The two of them caught up to Conan Doyle and Danny, Eve noting with admiration that the kid was handling himself well. Hawkins and Jezebel were standing back from the others slightly, and so Eve also hung back to keep an eye on them.

"You are certain this is the place?" Conan Doyle asked, glancing around. Despite the heat, he wore one of his dapper, old-fashioned suits. Thus far his only concession to the weather had been to remove his tie. Any moment she expected him to doff the jacket and roll up his sleeves. But, then, he was locked in this battle of wills with Gull, and that might be construed as a sign of weakness.

It was all ridiculous as far as Eve was concerned. Gull was deformed because he played with magicks he should have left alone. She figured Conan Doyle ought to be satisfied with that as a victory.

"Am I certain?" Gull asked. His wide nostrils flared. "Would I have dragged all you lot out here if I wasn’t? You know me better than that, Sir Arthur."

Their mutual dislike and rivalry was buried beneath the chivalric code of another era, but it was there nevertheless.

"How did you determine this to be the site of Phorcys’s grave? What led you here?" Conan Doyle asked, his tone modulated, more reasonable, as he stroked his mustache.

Eve glanced around the petrified forest. The place was impossibly quiet. In that moment it seemed the whole world had been fossilized. Something was not right. She had felt the supernatural force growing here and had told Conan Doyle as much. It was obvious that something was here. But despite the look of the place, it did not feel like a grave to her.

It felt hungry.

And no one knew what hunger felt like better than she did.

"I’ve been mapping the real-world locations of mythology for decades. You know that well enough. In my travels I located stone statues… victims of a Gorgon’s eyes. The Gorgons were Phorcys’s daughters.
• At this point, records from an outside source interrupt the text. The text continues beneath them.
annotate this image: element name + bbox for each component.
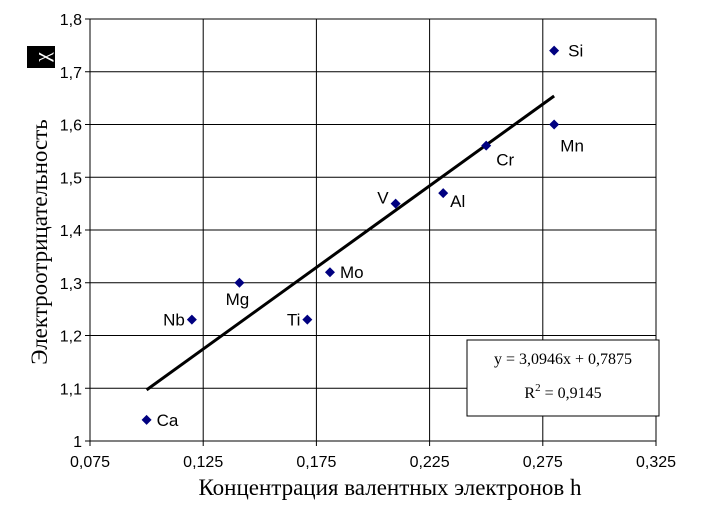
y-tick-label: 1,1	[60, 381, 82, 398]
x-tick-label: 0,175	[296, 454, 336, 471]
y-tick-label: 1,3	[60, 276, 82, 293]
x-tick-label: 0,225	[410, 454, 450, 471]
data-point-marker	[549, 119, 560, 130]
x-tick-label: 0,075	[70, 454, 110, 471]
data-points: Ca Nb Mg Ti Mo V Al Cr Mn Si	[141, 42, 584, 430]
y-axis-title-text: Электроотрицательность	[27, 119, 52, 364]
y-axis-symbol: χ	[29, 52, 54, 63]
x-tick-labels: 0,075 0,125 0,175 0,225 0,275 0,325	[70, 441, 676, 471]
gridlines	[90, 19, 656, 441]
y-tick-label: 1,2	[60, 329, 82, 346]
x-tick-label: 0,125	[183, 454, 223, 471]
data-point-label: Ca	[157, 411, 179, 430]
y-tick-label: 1,7	[60, 65, 82, 82]
data-point-label: Mo	[340, 263, 364, 282]
data-point-label: Mn	[560, 137, 584, 156]
equation-label: y = 3,0946x + 0,7875	[494, 351, 632, 368]
data-point-label: Cr	[496, 151, 514, 170]
data-point-marker	[186, 314, 197, 325]
data-point-marker	[549, 45, 560, 56]
y-tick-label: 1,4	[60, 223, 82, 240]
y-tick-label: 1	[73, 434, 82, 451]
y-axis-title: Электроотрицательность χ	[27, 46, 55, 365]
equation-box: y = 3,0946x + 0,7875 R2 = 0,9145	[466, 339, 660, 417]
data-point-label: V	[377, 189, 389, 208]
data-point-marker	[390, 198, 401, 209]
x-tick-label: 0,325	[636, 454, 676, 471]
data-point-marker	[481, 140, 492, 151]
data-point-label: Ti	[287, 311, 301, 330]
data-point-marker	[234, 277, 245, 288]
y-tick-label: 1,6	[60, 118, 82, 135]
data-point-marker	[438, 188, 449, 199]
x-tick-label: 0,275	[523, 454, 563, 471]
y-tick-labels: 1 1,1 1,2 1,3 1,4 1,5 1,6 1,7 1,8	[60, 12, 90, 451]
data-point-label: Nb	[163, 311, 185, 330]
y-tick-label: 1,5	[60, 170, 82, 187]
x-axis-title: Концентрация валентных электронов h	[198, 475, 582, 500]
data-point-marker	[302, 314, 313, 325]
data-point-label: Mg	[226, 290, 250, 309]
y-axis-symbol-box	[27, 46, 55, 68]
data-point-marker	[324, 267, 335, 278]
data-point-marker	[141, 414, 152, 425]
r-squared-label: R2 = 0,9145	[524, 382, 601, 402]
y-tick-label: 1,8	[60, 12, 82, 29]
data-point-label: Al	[450, 192, 465, 211]
data-point-label: Si	[568, 42, 583, 61]
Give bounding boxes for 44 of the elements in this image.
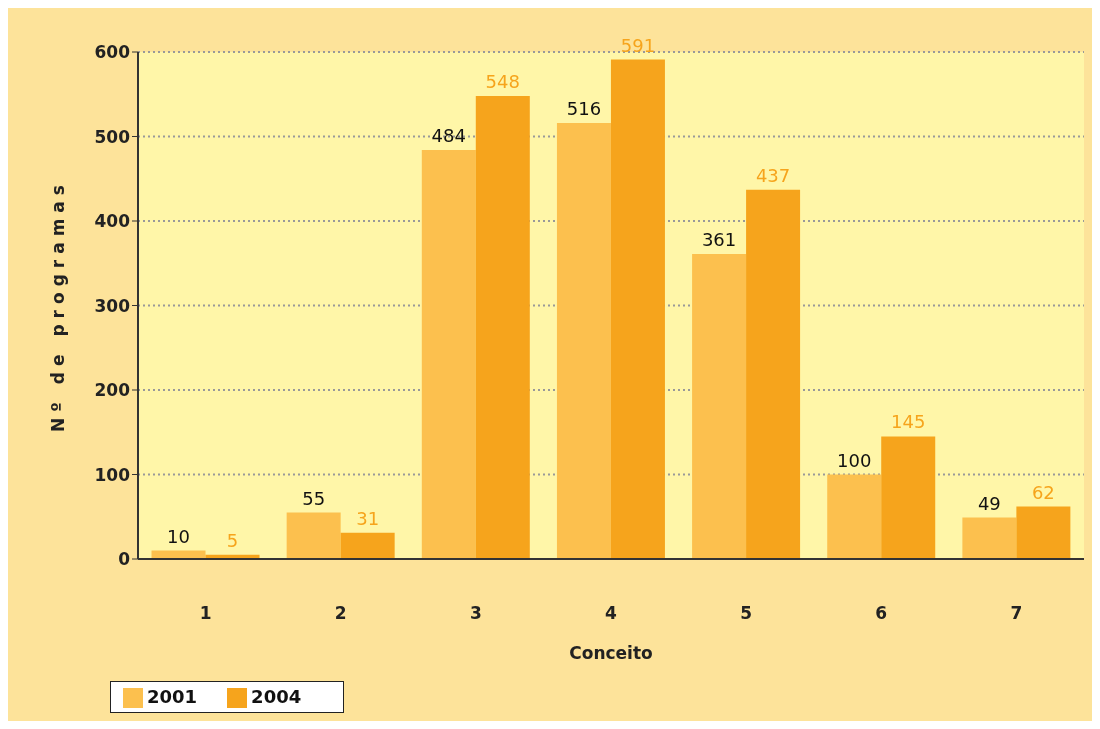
bar (962, 517, 1017, 559)
bar (692, 253, 747, 559)
y-tick-label: 400 (94, 211, 131, 232)
bar (286, 512, 341, 559)
x-tick-label: 2 (334, 603, 347, 624)
data-label: 145 (891, 411, 926, 433)
x-tick-label: 3 (469, 603, 482, 624)
data-label: 10 (167, 525, 190, 547)
bar (421, 150, 476, 559)
bar (556, 122, 611, 559)
data-label: 361 (701, 228, 737, 250)
data-label: 49 (977, 492, 1001, 514)
y-tick-label: 600 (94, 42, 131, 63)
data-label: 591 (620, 34, 656, 56)
y-tick-label: 200 (94, 380, 131, 401)
data-label: 484 (431, 125, 466, 147)
x-tick-label: 6 (875, 603, 888, 624)
bar (746, 189, 801, 559)
x-axis-title: Conceito (569, 643, 653, 663)
bar (881, 436, 936, 559)
x-tick-label: 7 (1010, 603, 1023, 624)
data-label: 55 (302, 487, 326, 509)
x-tick-label: 1 (199, 603, 212, 624)
x-tick-label: 4 (605, 603, 618, 624)
data-label: 31 (356, 507, 380, 529)
bar (1016, 506, 1071, 559)
y-tick-label: 500 (94, 126, 131, 147)
data-label: 548 (485, 70, 520, 92)
y-tick-label: 100 (94, 464, 131, 485)
bar (475, 95, 530, 559)
bar (340, 532, 395, 559)
data-label: 437 (755, 164, 791, 186)
y-tick-label: 300 (94, 295, 131, 316)
legend-label: 2004 (251, 686, 302, 707)
y-tick-label: 0 (118, 549, 131, 570)
data-label: 516 (566, 97, 602, 119)
x-tick-label: 5 (740, 603, 753, 624)
data-label: 62 (1031, 481, 1055, 503)
legend-label: 2001 (147, 686, 198, 707)
y-axis-title: Nº de programas (48, 179, 69, 432)
data-label: 100 (837, 449, 872, 471)
data-label: 5 (226, 529, 239, 551)
bar (827, 474, 882, 559)
bar (610, 59, 665, 559)
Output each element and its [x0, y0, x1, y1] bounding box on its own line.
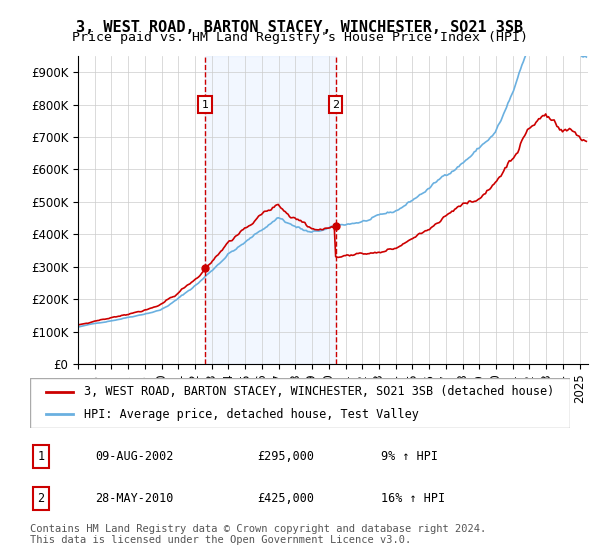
Bar — [205, 56, 335, 364]
Text: 2: 2 — [332, 100, 339, 110]
Text: 3, WEST ROAD, BARTON STACEY, WINCHESTER, SO21 3SB: 3, WEST ROAD, BARTON STACEY, WINCHESTER,… — [76, 20, 524, 35]
Text: 1: 1 — [202, 100, 209, 110]
Text: Contains HM Land Registry data © Crown copyright and database right 2024.
This d: Contains HM Land Registry data © Crown c… — [30, 524, 486, 545]
Text: £295,000: £295,000 — [257, 450, 314, 463]
Text: Price paid vs. HM Land Registry's House Price Index (HPI): Price paid vs. HM Land Registry's House … — [72, 31, 528, 44]
FancyBboxPatch shape — [30, 378, 570, 428]
Text: 09-AUG-2002: 09-AUG-2002 — [95, 450, 173, 463]
Text: 9% ↑ HPI: 9% ↑ HPI — [381, 450, 438, 463]
Text: 28-MAY-2010: 28-MAY-2010 — [95, 492, 173, 505]
Text: HPI: Average price, detached house, Test Valley: HPI: Average price, detached house, Test… — [84, 408, 419, 421]
Text: 2: 2 — [37, 492, 44, 505]
Text: £425,000: £425,000 — [257, 492, 314, 505]
Text: 1: 1 — [37, 450, 44, 463]
Text: 16% ↑ HPI: 16% ↑ HPI — [381, 492, 445, 505]
Text: 3, WEST ROAD, BARTON STACEY, WINCHESTER, SO21 3SB (detached house): 3, WEST ROAD, BARTON STACEY, WINCHESTER,… — [84, 385, 554, 398]
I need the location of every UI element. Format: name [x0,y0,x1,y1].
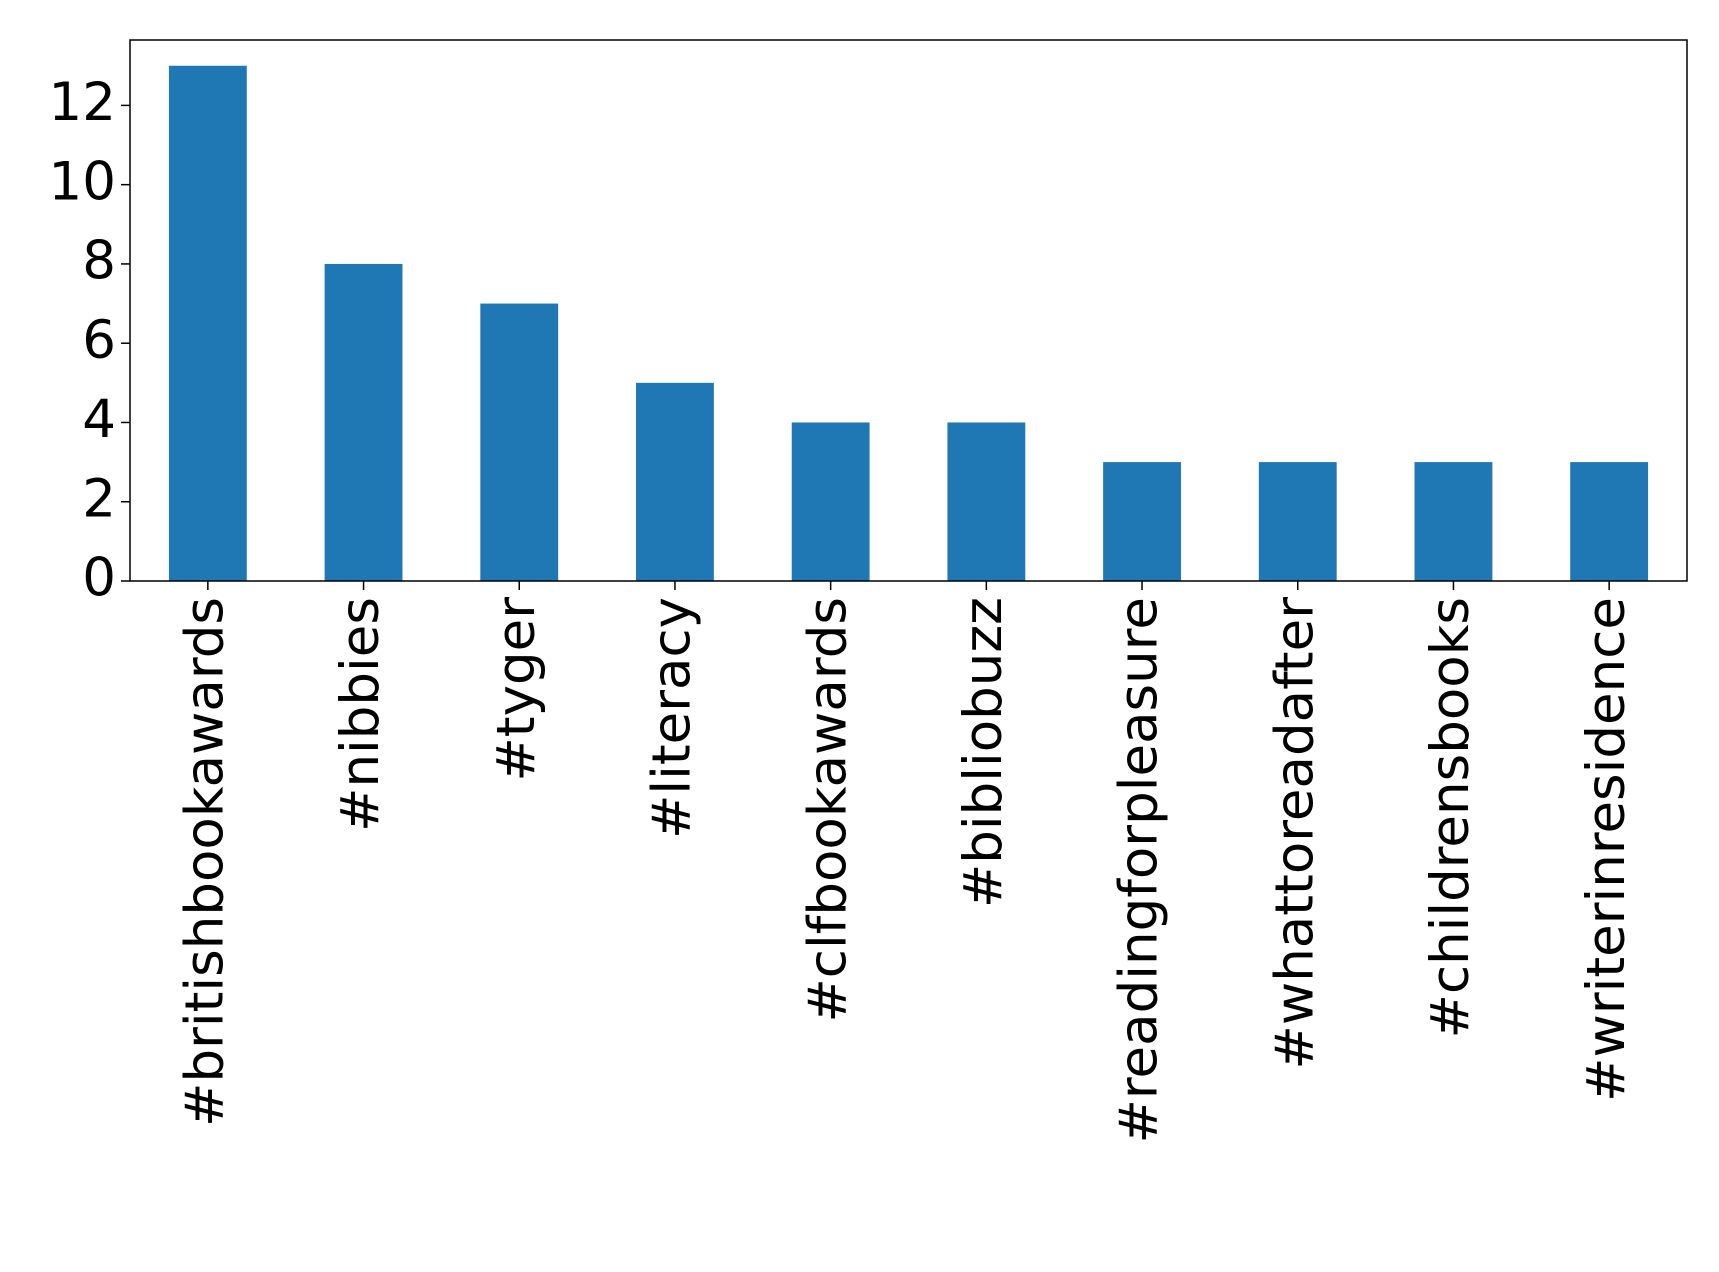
x-tick-label: #clfbookawards [797,597,858,1023]
x-tick-label: #writerinresidence [1576,597,1637,1102]
bar [1258,462,1337,581]
x-tick-label: #nibbies [330,597,391,832]
y-tick-label: 12 [49,72,116,133]
bar [947,422,1026,581]
axes-frame [129,39,1688,582]
y-tick-label: 2 [82,468,116,529]
bar [1570,462,1649,581]
y-tick-label: 10 [49,151,116,212]
bar [480,303,559,581]
bar [791,422,870,581]
x-tick-label: #readingforpleasure [1109,597,1170,1144]
x-tick-label: #bibliobuzz [953,597,1014,908]
bar [636,382,714,581]
x-tick-label: #tyger [486,597,547,782]
y-tick-label: 8 [82,231,116,292]
y-tick-label: 4 [82,389,116,450]
y-tick-label: 6 [82,310,116,371]
y-tick-label: 0 [82,548,116,609]
x-tick-label: #literacy [642,597,703,839]
bar [1103,462,1181,581]
x-tick-label: #childrensbooks [1420,597,1481,1038]
bar [324,263,403,581]
bar [1414,462,1493,581]
bar [168,65,247,581]
x-tick-label: #whattoreadafter [1264,597,1325,1070]
x-tick-label: #britishbookawards [174,597,235,1127]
That in mind, it wasn’t difficult to find a spell that would use the stone remains of his daughters’ victims to create a Divination Box."

He reached into the first Range Rover and withdrew a small wooden box with no cover. On its sides were markings similar to others Eve had seen once before, ages ago in Babylon. Gull held it low so that they could all see inside. There were bits of stone within that must have come from one of the Gorgon’s victims as well as the small bones of some kind of bird and several dark-shelled nuts.

Gull shook the box. The contents rattled and jumped a bit, and then all of them rolled of their own accord across the bottom of the box, clicking on the wood as they gathered in one corner.

"Good as any compass," Danny noted, standing between Eve and Conan Doyle.

Gull’s misshapen face beamed at the kid. "Precisely, my boy. Precisely."

The bones and stones and nuts began to rattle again. At first Eve though nothing of it. Then she saw the alarm on Gull’s face. An instant later the contents of the Divination Box slid up the inside wall and jumped out, flying to the ground and bouncing and rolling across the barren earth, as if drawn by a magnet.

The ground began to buckle and quake. Eve was thrown against the Range Rover. Her companions began to shout, but she ignored them all, her eyes searching the darkness among the petrified trees for the place where those bones and stones had gone.

The earth heaved, shattered, and sprayed, and then collapsed in upon itself, a massive hole opening in the ground.

From it came a noise… hissing, as if of a thousand snakes.

Then the first hideous head began to rise, sickly yellow eyes glowing in the night as it sought them out.